If that sounds strange, consider: we already have public libraries. We have public parks, public health departments, even public baths in some places. Why not public kitchens and dining rooms? The dining hall fits naturally among these.
And yes, someone must do the cooking. But as Charles Fourier, the early 19th-century communitarian socialist, pointed out, in a cooperative society gastronomy could be a source of joy, not drudgery. He imagined five meals and two snacks a day—“more exquisite than the best that kings can obtain”—prepared by those who love to cook.
We don’t need to adopt Fourier’s full proposal to see his point: when food labor is shared, respected, and freely chosen, it ceases to be exploitation. It becomes participation.
The details can come later: staffing, sourcing, compensation, space. The principle is what matters today.
Dining halls. Dining halls now.
The Dining Hall as Public Health and Collective Care
Dining halls are a collective structure of care. They offer regular sustenance while fighting loneliness and isolation. It’s easier to eat vegetables and fresh food when they’re simply there at every meal. It’s easier to remember to eat when food is waiting, when you look forward to the company and the change of atmosphere. It’s easier to make time to eat when you don’t also have to switch gears, inventory the kitchen, make a plan, and cook. And the pleasure of shared meals—the laughter, the ritual, the pause—feeds digestion as much as the food itself.

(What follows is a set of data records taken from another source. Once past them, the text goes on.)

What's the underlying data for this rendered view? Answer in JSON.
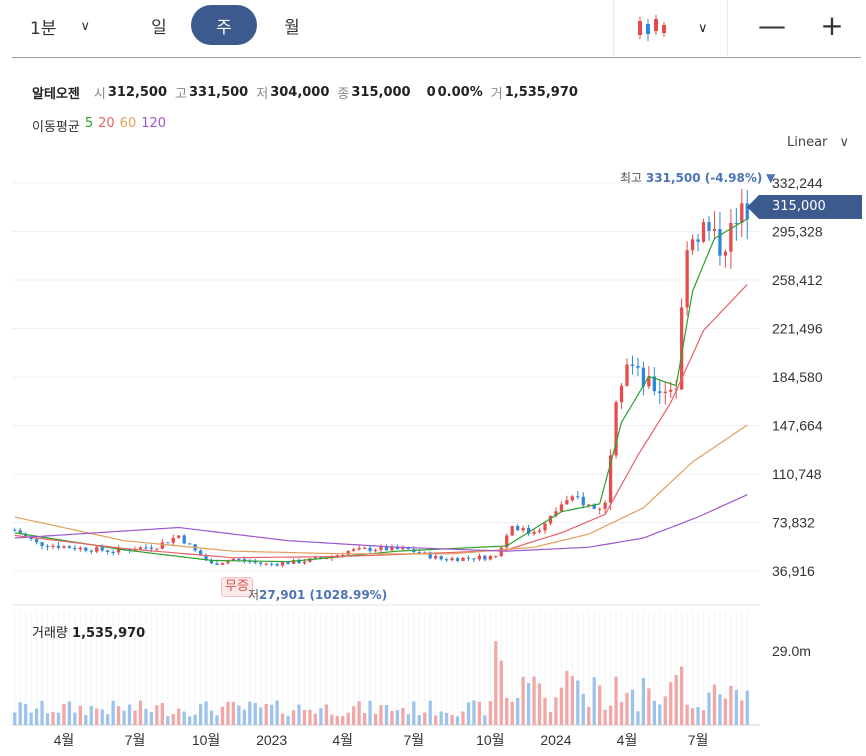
{
  "toolbar": {
    "interval_label": "1분",
    "periods": [
      "일",
      "주",
      "월"
    ],
    "active_period": "주",
    "chart_type_icon": "candlestick-icon",
    "zoom_out": "—",
    "zoom_in": "+"
  },
  "info": {
    "name": "알테오젠",
    "open_label": "시",
    "open": "312,500",
    "high_label": "고",
    "high": "331,500",
    "low_label": "저",
    "low": "304,000",
    "close_label": "종",
    "close": "315,000",
    "change": "0",
    "change_pct": "0.00%",
    "volume_label": "거",
    "volume": "1,535,970"
  },
  "ma": {
    "label": "이동평균",
    "items": [
      {
        "period": "5",
        "color": "#2ca02c"
      },
      {
        "period": "20",
        "color": "#e8616b"
      },
      {
        "period": "60",
        "color": "#e0a05a"
      },
      {
        "period": "120",
        "color": "#9b59d0"
      }
    ]
  },
  "scale": "Linear",
  "markers": {
    "event": "무증",
    "low_prefix": "저",
    "low_value": "27,901 (1028.99%)",
    "high_prefix": "최고",
    "high_value": "331,500 (-4.98%)",
    "high_arrow": "▼",
    "current_price": "315,000"
  },
  "volume_panel": {
    "label": "거래량",
    "value": "1,535,970",
    "axis_label": "29.0m"
  },
  "colors": {
    "up": "#e74c4c",
    "down": "#2e86de",
    "accent": "#3d5a8f"
  },
  "chart_data": {
    "type": "candlestick",
    "y_ticks": [
      "332,244",
      "295,328",
      "258,412",
      "221,496",
      "184,580",
      "147,664",
      "110,748",
      "73,832",
      "36,916"
    ],
    "y_tick_values": [
      332244,
      295328,
      258412,
      221496,
      184580,
      147664,
      110748,
      73832,
      36916
    ],
    "x_ticks": [
      "4월",
      "7월",
      "10월",
      "2023",
      "4월",
      "7월",
      "10월",
      "2024",
      "4월",
      "7월"
    ],
    "x_tick_weeks": [
      9,
      22,
      35,
      47,
      60,
      73,
      87,
      99,
      112,
      125
    ],
    "ylim": [
      27901,
      335000
    ],
    "grid": true,
    "weeks": 135,
    "anchors": [
      [
        0,
        68000
      ],
      [
        4,
        58000
      ],
      [
        10,
        55000
      ],
      [
        18,
        52000
      ],
      [
        26,
        56000
      ],
      [
        30,
        64000
      ],
      [
        33,
        52000
      ],
      [
        36,
        42000
      ],
      [
        40,
        46000
      ],
      [
        46,
        42000
      ],
      [
        52,
        44000
      ],
      [
        58,
        48000
      ],
      [
        61,
        52000
      ],
      [
        66,
        54000
      ],
      [
        72,
        53000
      ],
      [
        78,
        46000
      ],
      [
        84,
        47000
      ],
      [
        88,
        48000
      ],
      [
        91,
        72000
      ],
      [
        94,
        66000
      ],
      [
        97,
        72000
      ],
      [
        100,
        88000
      ],
      [
        103,
        92000
      ],
      [
        106,
        84000
      ],
      [
        108,
        88000
      ],
      [
        110,
        172000
      ],
      [
        112,
        198000
      ],
      [
        115,
        180000
      ],
      [
        118,
        175000
      ],
      [
        121,
        178000
      ],
      [
        123,
        290000
      ],
      [
        126,
        298000
      ],
      [
        129,
        285000
      ],
      [
        132,
        300000
      ],
      [
        134,
        315000
      ]
    ],
    "ma_series": [
      {
        "name": "5",
        "anchors": [
          [
            0,
            66000
          ],
          [
            20,
            53000
          ],
          [
            36,
            45000
          ],
          [
            50,
            44000
          ],
          [
            70,
            52000
          ],
          [
            90,
            56000
          ],
          [
            100,
            82000
          ],
          [
            107,
            88000
          ],
          [
            111,
            150000
          ],
          [
            116,
            185000
          ],
          [
            121,
            178000
          ],
          [
            124,
            250000
          ],
          [
            128,
            290000
          ],
          [
            134,
            305000
          ]
        ]
      },
      {
        "name": "20",
        "anchors": [
          [
            0,
            64000
          ],
          [
            20,
            54000
          ],
          [
            40,
            47000
          ],
          [
            60,
            48000
          ],
          [
            80,
            51000
          ],
          [
            90,
            53000
          ],
          [
            100,
            66000
          ],
          [
            108,
            80000
          ],
          [
            114,
            125000
          ],
          [
            120,
            165000
          ],
          [
            126,
            220000
          ],
          [
            134,
            255000
          ]
        ]
      },
      {
        "name": "60",
        "anchors": [
          [
            0,
            78000
          ],
          [
            20,
            60000
          ],
          [
            40,
            52000
          ],
          [
            60,
            50000
          ],
          [
            80,
            50000
          ],
          [
            95,
            55000
          ],
          [
            105,
            65000
          ],
          [
            115,
            85000
          ],
          [
            124,
            120000
          ],
          [
            134,
            148000
          ]
        ]
      },
      {
        "name": "120",
        "anchors": [
          [
            0,
            62000
          ],
          [
            30,
            70000
          ],
          [
            50,
            60000
          ],
          [
            70,
            55000
          ],
          [
            90,
            52000
          ],
          [
            105,
            55000
          ],
          [
            115,
            62000
          ],
          [
            125,
            78000
          ],
          [
            134,
            95000
          ]
        ]
      }
    ],
    "volume_max_label": "29.0m"
  }
}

Cooking, too, becomes easier and more joyful when it happens in a dedicated space, with good tools, in good company. Labor that feels isolating at home becomes social, skilled, and satisfying.
For those who can’t leave home, meals can be delivered. We did this in the first year of Covid. We can do it again.1
Both conventional and holistic medicine know that food matters to health—but both routinely fail people here. The doctor, aware that dietary change is unlikely under current conditions, mentions it only in passing, then prescribes medication. The holistic practitioner makes diet the client’s responsibility, which verges on cruel when life’s constraints make change unworkable.

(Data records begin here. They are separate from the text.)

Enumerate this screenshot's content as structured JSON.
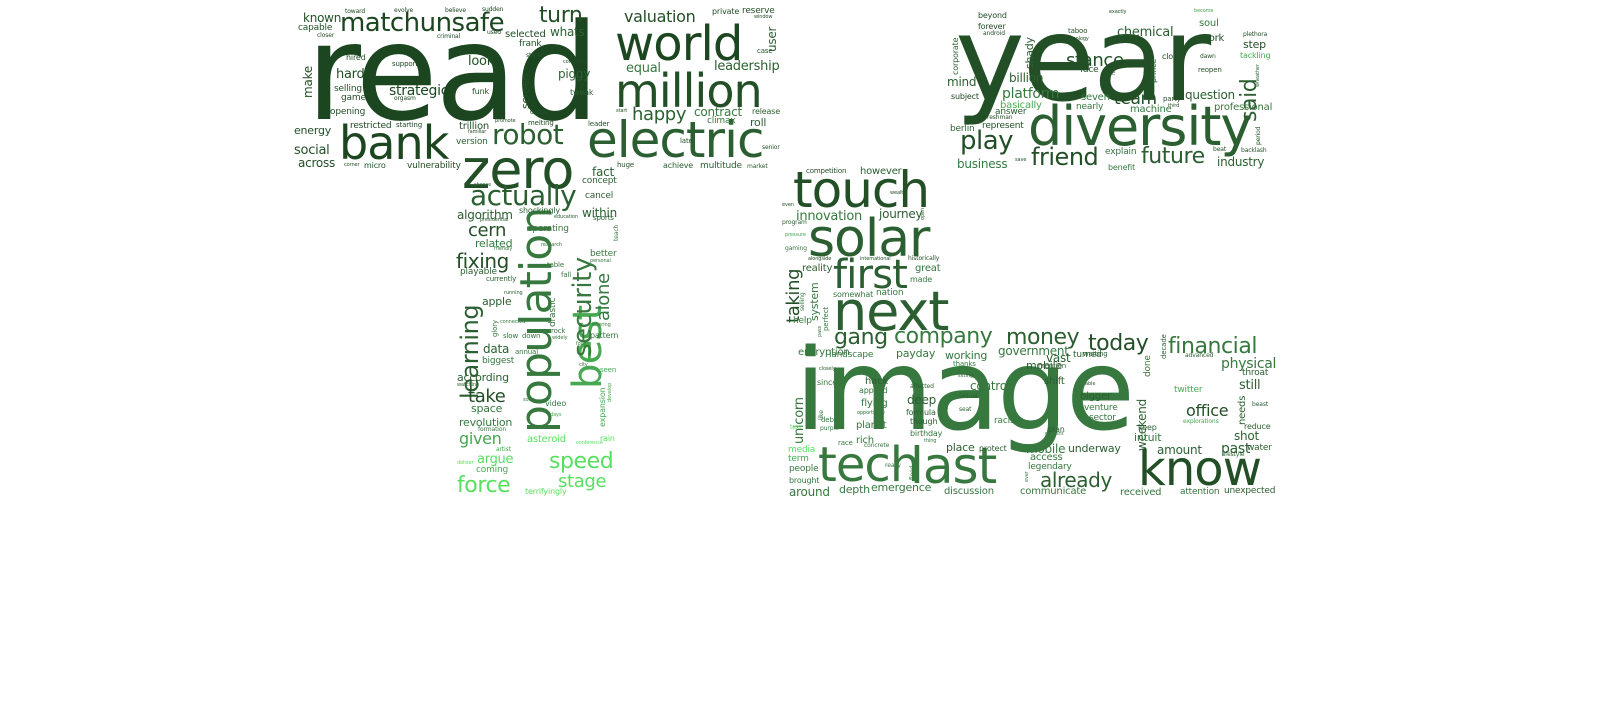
{
  "words": [
    {
      "text": "read",
      "tone": 0
    },
    {
      "text": "year",
      "tone": 1
    },
    {
      "text": "image",
      "tone": 3
    },
    {
      "text": "world",
      "tone": 0
    },
    {
      "text": "million",
      "tone": 1
    },
    {
      "text": "electric",
      "tone": 2
    },
    {
      "text": "zero",
      "tone": 1
    },
    {
      "text": "bank",
      "tone": 0
    },
    {
      "text": "matchunsafe",
      "tone": 0
    },
    {
      "text": "diversity",
      "tone": 2
    },
    {
      "text": "touch",
      "tone": 1
    },
    {
      "text": "solar",
      "tone": 2
    },
    {
      "text": "next",
      "tone": 2
    },
    {
      "text": "first",
      "tone": 2
    },
    {
      "text": "tech",
      "tone": 3
    },
    {
      "text": "last",
      "tone": 3
    },
    {
      "text": "know",
      "tone": 1
    },
    {
      "text": "population",
      "tone": 3
    },
    {
      "text": "best",
      "tone": 4
    },
    {
      "text": "security",
      "tone": 3
    },
    {
      "text": "actually",
      "tone": 2
    },
    {
      "text": "robot",
      "tone": 2
    },
    {
      "text": "turn",
      "tone": 1
    },
    {
      "text": "valuation",
      "tone": 1
    },
    {
      "text": "whats",
      "tone": 2
    },
    {
      "text": "happy",
      "tone": 2
    },
    {
      "text": "equal",
      "tone": 3
    },
    {
      "text": "leadership",
      "tone": 2
    },
    {
      "text": "contract",
      "tone": 3
    },
    {
      "text": "climax",
      "tone": 3
    },
    {
      "text": "roll",
      "tone": 2
    },
    {
      "text": "release",
      "tone": 2
    },
    {
      "text": "private",
      "tone": 1
    },
    {
      "text": "reserve",
      "tone": 1
    },
    {
      "text": "window",
      "tone": 1
    },
    {
      "text": "case",
      "tone": 1
    },
    {
      "text": "user",
      "tone": 2
    },
    {
      "text": "late",
      "tone": 1
    },
    {
      "text": "senior",
      "tone": 1
    },
    {
      "text": "achieve",
      "tone": 2
    },
    {
      "text": "multitude",
      "tone": 2
    },
    {
      "text": "market",
      "tone": 2
    },
    {
      "text": "huge",
      "tone": 1
    },
    {
      "text": "fact",
      "tone": 2
    },
    {
      "text": "concept",
      "tone": 2
    },
    {
      "text": "known",
      "tone": 1
    },
    {
      "text": "capable",
      "tone": 1
    },
    {
      "text": "closer",
      "tone": 1
    },
    {
      "text": "toward",
      "tone": 0
    },
    {
      "text": "evolve",
      "tone": 0
    },
    {
      "text": "believe",
      "tone": 0
    },
    {
      "text": "sudden",
      "tone": 0
    },
    {
      "text": "criminal",
      "tone": 0
    },
    {
      "text": "used",
      "tone": 0
    },
    {
      "text": "selected",
      "tone": 1
    },
    {
      "text": "frank",
      "tone": 1
    },
    {
      "text": "stated",
      "tone": 1
    },
    {
      "text": "make",
      "tone": 1
    },
    {
      "text": "hired",
      "tone": 1
    },
    {
      "text": "hard",
      "tone": 1
    },
    {
      "text": "selling",
      "tone": 1
    },
    {
      "text": "game",
      "tone": 1
    },
    {
      "text": "opening",
      "tone": 1
    },
    {
      "text": "support",
      "tone": 0
    },
    {
      "text": "strategic",
      "tone": 0
    },
    {
      "text": "orgasm",
      "tone": 0
    },
    {
      "text": "look",
      "tone": 1
    },
    {
      "text": "funk",
      "tone": 1
    },
    {
      "text": "screen",
      "tone": 1
    },
    {
      "text": "piggy",
      "tone": 2
    },
    {
      "text": "correcting",
      "tone": 1
    },
    {
      "text": "tweak",
      "tone": 2
    },
    {
      "text": "energy",
      "tone": 1
    },
    {
      "text": "restricted",
      "tone": 0
    },
    {
      "text": "starting",
      "tone": 0
    },
    {
      "text": "trillion",
      "tone": 1
    },
    {
      "text": "version",
      "tone": 2
    },
    {
      "text": "familiar",
      "tone": 1
    },
    {
      "text": "promote",
      "tone": 1
    },
    {
      "text": "death",
      "tone": 1
    },
    {
      "text": "melting",
      "tone": 1
    },
    {
      "text": "start",
      "tone": 1
    },
    {
      "text": "leader",
      "tone": 1
    },
    {
      "text": "social",
      "tone": 1
    },
    {
      "text": "across",
      "tone": 1
    },
    {
      "text": "corner",
      "tone": 1
    },
    {
      "text": "micro",
      "tone": 1
    },
    {
      "text": "vulnerability",
      "tone": 1
    },
    {
      "text": "choose",
      "tone": 2
    },
    {
      "text": "cancel",
      "tone": 2
    },
    {
      "text": "within",
      "tone": 2
    },
    {
      "text": "algorithm",
      "tone": 2
    },
    {
      "text": "shockingly",
      "tone": 2
    },
    {
      "text": "education",
      "tone": 2
    },
    {
      "text": "sports",
      "tone": 2
    },
    {
      "text": "cern",
      "tone": 1
    },
    {
      "text": "presidential",
      "tone": 2
    },
    {
      "text": "operating",
      "tone": 3
    },
    {
      "text": "teach",
      "tone": 3
    },
    {
      "text": "related",
      "tone": 3
    },
    {
      "text": "research",
      "tone": 3
    },
    {
      "text": "better",
      "tone": 3
    },
    {
      "text": "friendly",
      "tone": 3
    },
    {
      "text": "personal",
      "tone": 3
    },
    {
      "text": "fixing",
      "tone": 1
    },
    {
      "text": "table",
      "tone": 3
    },
    {
      "text": "fall",
      "tone": 3
    },
    {
      "text": "alone",
      "tone": 3
    },
    {
      "text": "playable",
      "tone": 2
    },
    {
      "text": "currently",
      "tone": 2
    },
    {
      "text": "running",
      "tone": 2
    },
    {
      "text": "apple",
      "tone": 2
    },
    {
      "text": "learning",
      "tone": 2
    },
    {
      "text": "drastic",
      "tone": 3
    },
    {
      "text": "glory",
      "tone": 3
    },
    {
      "text": "connected",
      "tone": 3
    },
    {
      "text": "offering",
      "tone": 3
    },
    {
      "text": "rock",
      "tone": 3
    },
    {
      "text": "widely",
      "tone": 3
    },
    {
      "text": "slow",
      "tone": 3
    },
    {
      "text": "down",
      "tone": 3
    },
    {
      "text": "pattern",
      "tone": 3
    },
    {
      "text": "four",
      "tone": 3
    },
    {
      "text": "data",
      "tone": 2
    },
    {
      "text": "annual",
      "tone": 3
    },
    {
      "text": "biggest",
      "tone": 3
    },
    {
      "text": "city",
      "tone": 3
    },
    {
      "text": "seen",
      "tone": 4
    },
    {
      "text": "according",
      "tone": 2
    },
    {
      "text": "watching",
      "tone": 2
    },
    {
      "text": "take",
      "tone": 1
    },
    {
      "text": "space",
      "tone": 3
    },
    {
      "text": "soon",
      "tone": 3
    },
    {
      "text": "video",
      "tone": 3
    },
    {
      "text": "expansion",
      "tone": 4
    },
    {
      "text": "develop",
      "tone": 4
    },
    {
      "text": "days",
      "tone": 4
    },
    {
      "text": "revolution",
      "tone": 3
    },
    {
      "text": "formation",
      "tone": 3
    },
    {
      "text": "given",
      "tone": 4
    },
    {
      "text": "asteroid",
      "tone": 5
    },
    {
      "text": "rain",
      "tone": 5
    },
    {
      "text": "artist",
      "tone": 4
    },
    {
      "text": "conference",
      "tone": 5
    },
    {
      "text": "argue",
      "tone": 5
    },
    {
      "text": "deliver",
      "tone": 5
    },
    {
      "text": "coming",
      "tone": 4
    },
    {
      "text": "speed",
      "tone": 5
    },
    {
      "text": "force",
      "tone": 5
    },
    {
      "text": "stage",
      "tone": 5
    },
    {
      "text": "terrifyingly",
      "tone": 5
    },
    {
      "text": "beyond",
      "tone": 1
    },
    {
      "text": "forever",
      "tone": 1
    },
    {
      "text": "android",
      "tone": 1
    },
    {
      "text": "corporate",
      "tone": 2
    },
    {
      "text": "mind",
      "tone": 2
    },
    {
      "text": "billion",
      "tone": 2
    },
    {
      "text": "shady",
      "tone": 2
    },
    {
      "text": "exactly",
      "tone": 1
    },
    {
      "text": "taboo",
      "tone": 1
    },
    {
      "text": "technology",
      "tone": 1
    },
    {
      "text": "chemical",
      "tone": 2
    },
    {
      "text": "become",
      "tone": 4
    },
    {
      "text": "soul",
      "tone": 3
    },
    {
      "text": "york",
      "tone": 1
    },
    {
      "text": "plethora",
      "tone": 1
    },
    {
      "text": "step",
      "tone": 1
    },
    {
      "text": "tackling",
      "tone": 4
    },
    {
      "text": "stance",
      "tone": 1
    },
    {
      "text": "face",
      "tone": 1
    },
    {
      "text": "high",
      "tone": 1
    },
    {
      "text": "prince",
      "tone": 2
    },
    {
      "text": "close",
      "tone": 1
    },
    {
      "text": "dawn",
      "tone": 1
    },
    {
      "text": "reopen",
      "tone": 1
    },
    {
      "text": "said",
      "tone": 2
    },
    {
      "text": "wheather",
      "tone": 2
    },
    {
      "text": "subject",
      "tone": 0
    },
    {
      "text": "platform",
      "tone": 3
    },
    {
      "text": "seven",
      "tone": 3
    },
    {
      "text": "team",
      "tone": 1
    },
    {
      "text": "party",
      "tone": 1
    },
    {
      "text": "third",
      "tone": 1
    },
    {
      "text": "question",
      "tone": 2
    },
    {
      "text": "basically",
      "tone": 4
    },
    {
      "text": "nearly",
      "tone": 3
    },
    {
      "text": "machine",
      "tone": 3
    },
    {
      "text": "professional",
      "tone": 3
    },
    {
      "text": "berlin",
      "tone": 2
    },
    {
      "text": "answer",
      "tone": 2
    },
    {
      "text": "represent",
      "tone": 1
    },
    {
      "text": "freshman",
      "tone": 1
    },
    {
      "text": "period",
      "tone": 1
    },
    {
      "text": "play",
      "tone": 1
    },
    {
      "text": "beat",
      "tone": 1
    },
    {
      "text": "backlash",
      "tone": 1
    },
    {
      "text": "save",
      "tone": 1
    },
    {
      "text": "friend",
      "tone": 1
    },
    {
      "text": "explain",
      "tone": 3
    },
    {
      "text": "future",
      "tone": 2
    },
    {
      "text": "industry",
      "tone": 2
    },
    {
      "text": "business",
      "tone": 3
    },
    {
      "text": "benefit",
      "tone": 3
    },
    {
      "text": "competition",
      "tone": 1
    },
    {
      "text": "however",
      "tone": 2
    },
    {
      "text": "wealth",
      "tone": 1
    },
    {
      "text": "even",
      "tone": 1
    },
    {
      "text": "open",
      "tone": 2
    },
    {
      "text": "innovation",
      "tone": 3
    },
    {
      "text": "journey",
      "tone": 2
    },
    {
      "text": "program",
      "tone": 2
    },
    {
      "text": "pressure",
      "tone": 4
    },
    {
      "text": "gaming",
      "tone": 3
    },
    {
      "text": "alongside",
      "tone": 1
    },
    {
      "text": "international",
      "tone": 1
    },
    {
      "text": "historically",
      "tone": 1
    },
    {
      "text": "taking",
      "tone": 1
    },
    {
      "text": "reality",
      "tone": 2
    },
    {
      "text": "great",
      "tone": 3
    },
    {
      "text": "made",
      "tone": 3
    },
    {
      "text": "selling",
      "tone": 3
    },
    {
      "text": "system",
      "tone": 3
    },
    {
      "text": "somewhat",
      "tone": 3
    },
    {
      "text": "nation",
      "tone": 3
    },
    {
      "text": "perfect",
      "tone": 3
    },
    {
      "text": "pass",
      "tone": 3
    },
    {
      "text": "help",
      "tone": 3
    },
    {
      "text": "gang",
      "tone": 2
    },
    {
      "text": "company",
      "tone": 3
    },
    {
      "text": "money",
      "tone": 2
    },
    {
      "text": "today",
      "tone": 1
    },
    {
      "text": "financial",
      "tone": 3
    },
    {
      "text": "encryption",
      "tone": 3
    },
    {
      "text": "landscape",
      "tone": 3
    },
    {
      "text": "payday",
      "tone": 3
    },
    {
      "text": "working",
      "tone": 3
    },
    {
      "text": "government",
      "tone": 3
    },
    {
      "text": "turned",
      "tone": 2
    },
    {
      "text": "waiting",
      "tone": 2
    },
    {
      "text": "decade",
      "tone": 2
    },
    {
      "text": "advanced",
      "tone": 2
    },
    {
      "text": "physical",
      "tone": 3
    },
    {
      "text": "thanks",
      "tone": 3
    },
    {
      "text": "mobile",
      "tone": 2
    },
    {
      "text": "mention",
      "tone": 2
    },
    {
      "text": "closely",
      "tone": 2
    },
    {
      "text": "sitting",
      "tone": 2
    },
    {
      "text": "vast",
      "tone": 2
    },
    {
      "text": "done",
      "tone": 3
    },
    {
      "text": "throat",
      "tone": 2
    },
    {
      "text": "since",
      "tone": 3
    },
    {
      "text": "hack",
      "tone": 2
    },
    {
      "text": "affected",
      "tone": 2
    },
    {
      "text": "control",
      "tone": 3
    },
    {
      "text": "shift",
      "tone": 2
    },
    {
      "text": "able",
      "tone": 2
    },
    {
      "text": "still",
      "tone": 2
    },
    {
      "text": "unicorn",
      "tone": 3
    },
    {
      "text": "applied",
      "tone": 3
    },
    {
      "text": "virtual",
      "tone": 2
    },
    {
      "text": "bigger",
      "tone": 2
    },
    {
      "text": "twitter",
      "tone": 4
    },
    {
      "text": "needs",
      "tone": 2
    },
    {
      "text": "deep",
      "tone": 2
    },
    {
      "text": "flying",
      "tone": 3
    },
    {
      "text": "formula",
      "tone": 2
    },
    {
      "text": "seat",
      "tone": 2
    },
    {
      "text": "type",
      "tone": 3
    },
    {
      "text": "venture",
      "tone": 3
    },
    {
      "text": "weekend",
      "tone": 2
    },
    {
      "text": "office",
      "tone": 1
    },
    {
      "text": "beast",
      "tone": 2
    },
    {
      "text": "like",
      "tone": 3
    },
    {
      "text": "debut",
      "tone": 3
    },
    {
      "text": "opportunity",
      "tone": 3
    },
    {
      "text": "racism",
      "tone": 3
    },
    {
      "text": "sector",
      "tone": 3
    },
    {
      "text": "explorations",
      "tone": 4
    },
    {
      "text": "reduce",
      "tone": 2
    },
    {
      "text": "text",
      "tone": 5
    },
    {
      "text": "purple",
      "tone": 3
    },
    {
      "text": "planet",
      "tone": 3
    },
    {
      "text": "though",
      "tone": 2
    },
    {
      "text": "plan",
      "tone": 2
    },
    {
      "text": "keep",
      "tone": 2
    },
    {
      "text": "intuit",
      "tone": 3
    },
    {
      "text": "birthday",
      "tone": 3
    },
    {
      "text": "content",
      "tone": 3
    },
    {
      "text": "shot",
      "tone": 2
    },
    {
      "text": "race",
      "tone": 3
    },
    {
      "text": "rich",
      "tone": 3
    },
    {
      "text": "concrete",
      "tone": 3
    },
    {
      "text": "thing",
      "tone": 3
    },
    {
      "text": "place",
      "tone": 2
    },
    {
      "text": "protect",
      "tone": 2
    },
    {
      "text": "mobile",
      "tone": 3
    },
    {
      "text": "underway",
      "tone": 2
    },
    {
      "text": "amount",
      "tone": 2
    },
    {
      "text": "past",
      "tone": 2
    },
    {
      "text": "water",
      "tone": 2
    },
    {
      "text": "lifestyle",
      "tone": 2
    },
    {
      "text": "media",
      "tone": 5
    },
    {
      "text": "term",
      "tone": 4
    },
    {
      "text": "people",
      "tone": 3
    },
    {
      "text": "brought",
      "tone": 3
    },
    {
      "text": "really",
      "tone": 3
    },
    {
      "text": "flood",
      "tone": 3
    },
    {
      "text": "access",
      "tone": 3
    },
    {
      "text": "legendary",
      "tone": 3
    },
    {
      "text": "ever",
      "tone": 3
    },
    {
      "text": "already",
      "tone": 2
    },
    {
      "text": "around",
      "tone": 3
    },
    {
      "text": "depth",
      "tone": 3
    },
    {
      "text": "emergence",
      "tone": 3
    },
    {
      "text": "discussion",
      "tone": 3
    },
    {
      "text": "communicate",
      "tone": 3
    },
    {
      "text": "received",
      "tone": 3
    },
    {
      "text": "attention",
      "tone": 3
    },
    {
      "text": "unexpected",
      "tone": 2
    }
  ],
  "palette": [
    "#1c4620",
    "#234f27",
    "#2b5f31",
    "#37783f",
    "#46a850",
    "#57e060"
  ]
}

Both miss the same truth: what we lack is shared infrastructure of care. Dining halls change the context. They make nourishment accessible.
I wish my clients had a dining hall.
I wish we all did.
Because eating well shouldn’t be an accomplishment, or a privilege. It should be a given in a just, caring society.
Dining halls now!
Dave Meesters is an herbalist at River Island Community Herb Clinic and the Terra Sylva School of Botanical Medicine
And it should go without saying: no one’s coming for your kitchen. You’re not required to go to the dining hall, and private meals aren’t banned.





Autistic homekeeper here and I have rarely been so seen 😩
Something like this was very common in Berlin up through the early 00s, called VoKü or volksküche, usually run by the squats but open to anyone and a plate was usually like 2marks. There were so many you could eat every night at a different squat (many of them were in the big old Soviet era apartment complexes), I don't think many survived though. It was a huge part of the political organizing, too, everyone would be at the voku.